Some people swear on drinking warm milk with honey. If you can take the taste of warm milk and you don’t have a problem with milk (in some people, it can lead to increased mucus production), it’s a very good evening remedy. Honey takes care of your cough while milk, with its amino acid tryptophan, should promote better sleep.


You will need to buy some eucalyptus oil – make sure you don’t buy perfumed oil, but actual eucalyptus essential oil if you want results. Put a few drops in an aroma lamp in the evening and observe the difference. This saved our kids a lot of harsh nights. A drop or two in a hot bath is also a nice inhalant! Or go for traditional steam inhalation – simply put a drop or two eucalyptus oil in a bowl of steaming hot water over it, put your face as close as you can (don’t burn yourself) to the vapors and cover your head over the bowl with a towel to trap the steam in. It is really not recommended to use eucalyptus oil directly on the skin. The beneficial results of eucalyptus on bronchitis have been tested with good results.
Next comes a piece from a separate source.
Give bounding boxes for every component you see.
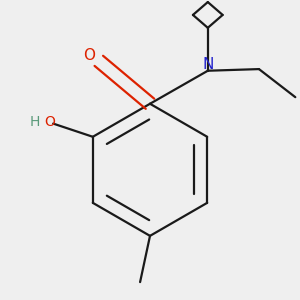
Text: N: N (202, 57, 214, 72)
Text: H: H (30, 115, 40, 129)
Text: O: O (84, 48, 96, 63)
Text: O: O (44, 115, 55, 129)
Peppermint is another wonderful cough remedy. You can enjoy peppermint tea or an inhalation, or both.  If you decide to use essential oil for steam inhalation, do not use it on children under 3 years, even in a diffuser or aroma lamp.

No sweets

This is a highly unpopular home remedy. Yet sugar, the comforting devil, has been shown to lower the body’s immune response (ref) and you will do well to at least lower your sugar consumption when you’re sick. If you have to replace, stevia, erythritol, and xylitol (safe sugar alcohols) are good go-tos. (Word of warning – while xylitol is fine for humans apart from a slight laxative tendency when you take too much of it, and is even good for your teeth, it is poisonous to dogs so be careful if you have one!)


In closing, we hope you will navigate the mucous waters of the common cold as swiftly and painlessly as possible, if you have a favorite remedy, we’d be happy to hear from you!